By Philip Nothard
'You make your money when you buy the car.’ Many readers will be familiar with that phrase.
‘You lose an average £5.95 profit for each day a car doesn’t sell, up to 45 days.’ That’s a less familiar phrase, but it should be more widely known because that’s how much over-age stock is costing you. And that figure increases the more over-age a car becomes.
We all know buying the correct stock to meet consumer demand in your marketplace is the ideal scenario, although it often seems difficult to match supply with demand. For example, bringing cars into stock from part-exchange – even if they’re not ideal – will often be more desirable than having empty spaces on the forecourt or a lack of choice online.
When exactly is a car over-age?
The other tricky aspect of stocking is deciding how flexible to be on the question of when a car has become ‘over-age’.
I certainly would not patronise dealers who are doing well managing their stock with no black-and-white over-age policy. However, my previous experience as a dealer, along with the research I do these days, suggests many of us can sometimes be a little too attached to cars we have chosen for stock – even when they don’t seem to be drawing eyeballs. That’s why it’s important to understand the financial impact of hanging on for too long, rather than taking some quicker pain.
To better understand the relationship between return on investment and days in stock, I have been researching the difference between original advertised asking price and the eventual selling or transactional figures. Few will be surprised by the chart, right, which reveals that potential profit falls the longer a car outstays its welcome.
At 45 days, the average daily reduction between the original asking price and what the vehicle sells for works out to be £5.95 - or £267.75 in total. The mean reduction increases to £6.58 a day at 60 days, giving a total of £394.80. By 90 days, the figure has increased to £7.82 a day – a total of £703.80.

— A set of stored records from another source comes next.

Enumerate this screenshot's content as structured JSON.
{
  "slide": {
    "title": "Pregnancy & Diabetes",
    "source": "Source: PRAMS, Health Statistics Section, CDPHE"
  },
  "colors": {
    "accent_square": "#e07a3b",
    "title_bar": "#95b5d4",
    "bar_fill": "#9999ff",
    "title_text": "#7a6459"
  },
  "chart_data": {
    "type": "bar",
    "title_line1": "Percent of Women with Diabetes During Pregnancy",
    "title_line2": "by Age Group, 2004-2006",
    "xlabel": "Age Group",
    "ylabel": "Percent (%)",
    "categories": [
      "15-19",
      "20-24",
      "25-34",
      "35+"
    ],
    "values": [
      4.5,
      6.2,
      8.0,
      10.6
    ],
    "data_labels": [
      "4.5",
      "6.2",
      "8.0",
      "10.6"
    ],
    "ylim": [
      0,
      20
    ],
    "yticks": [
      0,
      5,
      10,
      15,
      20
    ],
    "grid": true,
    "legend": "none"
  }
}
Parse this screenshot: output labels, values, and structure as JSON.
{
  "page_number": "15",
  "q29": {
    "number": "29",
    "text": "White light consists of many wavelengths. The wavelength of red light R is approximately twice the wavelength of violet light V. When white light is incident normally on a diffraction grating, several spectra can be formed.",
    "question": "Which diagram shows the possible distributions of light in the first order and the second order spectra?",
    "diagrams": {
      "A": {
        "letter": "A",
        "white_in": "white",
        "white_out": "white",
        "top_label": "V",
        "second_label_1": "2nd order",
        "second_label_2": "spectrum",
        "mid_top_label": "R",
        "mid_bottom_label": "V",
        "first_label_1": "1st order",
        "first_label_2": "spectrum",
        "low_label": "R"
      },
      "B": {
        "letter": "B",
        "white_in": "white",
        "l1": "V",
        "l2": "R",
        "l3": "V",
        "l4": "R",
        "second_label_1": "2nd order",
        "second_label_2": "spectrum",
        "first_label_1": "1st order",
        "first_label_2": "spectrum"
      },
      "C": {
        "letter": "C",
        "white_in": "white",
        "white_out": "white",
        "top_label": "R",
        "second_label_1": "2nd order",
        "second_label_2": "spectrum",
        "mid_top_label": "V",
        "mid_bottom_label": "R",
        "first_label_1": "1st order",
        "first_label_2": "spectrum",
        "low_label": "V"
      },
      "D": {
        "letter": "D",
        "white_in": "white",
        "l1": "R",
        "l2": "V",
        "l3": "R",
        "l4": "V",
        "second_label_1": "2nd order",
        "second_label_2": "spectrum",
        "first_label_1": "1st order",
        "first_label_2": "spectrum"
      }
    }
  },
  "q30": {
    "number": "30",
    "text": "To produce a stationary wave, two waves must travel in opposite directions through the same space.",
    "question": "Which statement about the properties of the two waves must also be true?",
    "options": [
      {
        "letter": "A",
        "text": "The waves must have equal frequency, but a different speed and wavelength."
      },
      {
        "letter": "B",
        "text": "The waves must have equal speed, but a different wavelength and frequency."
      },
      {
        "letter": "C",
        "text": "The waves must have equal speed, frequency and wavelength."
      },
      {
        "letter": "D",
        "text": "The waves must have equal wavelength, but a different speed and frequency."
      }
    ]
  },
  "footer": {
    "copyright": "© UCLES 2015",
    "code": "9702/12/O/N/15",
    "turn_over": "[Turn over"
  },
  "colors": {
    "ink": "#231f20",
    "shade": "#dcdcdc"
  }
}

When I took these figures into the market for feedback, the general sentiment was that an average of £40-£50 a week represents a ‘typical’ aging discount differential and that the bulk is weighted towards 9+ weeks, with the smallest figures at weeks one and two.
Dealers know the mix and management of stock is as important as the ability to sell cars. That’s why we constantly discuss issues such as the relative profitability of ‘easy’ purchases – vehicles that are invariably available in volume – contrasted with more costly, higher-risk investments that may require extra management. I suggest the calculation above may be useful in comparing the performance of these different types of stock. This is part of the discipline of a defined stocking policy, rather than the ad hoc approach.
Dealers are faced every day with the question of cost to their business of over-age stock. We all recognise the situation of a 90-day car, when your average days to sell are 51, and the need to understand what this is actually costing. To illustrate this, if the dealer’s average gross profit is £1,350 and it reaches 90 days in stock against an average stock turn of 51 days (it failed to sell 1.76 times), this would potentially equate to a cost of overage of £2,376. Based on the research carried out, your additional retail discount has amounted to £704 (£7.82 per day based on 90 days). Transparency around these kinds of costs is the best possible argument for the need to turn stock quickly to achieve maximum return on operational investment.
You need data to take your profits beyond 'ok'
Of course, there are always factors outside our control, such as the quality and volume of stock available. For example, if quality stock is thin on the ground, it becomes harder to accept that a car you’ll find difficult to replace is truly over-age. But disciplined discount policies and managing the stock without emotional attachment is generally going to deliver increased returns on your investments.
The right data is what makes the difference between optimal profit and doing ‘ok’. That means data about your own performance, your customers and the prices advertised by your competitors. The days of emotional attachment to cars we thought were perfect for stock, but haven’t sold yet, are over.
So are the days of pricing our stock at what we think it’s worth – not what your customers expect to be paying. But more about that another time.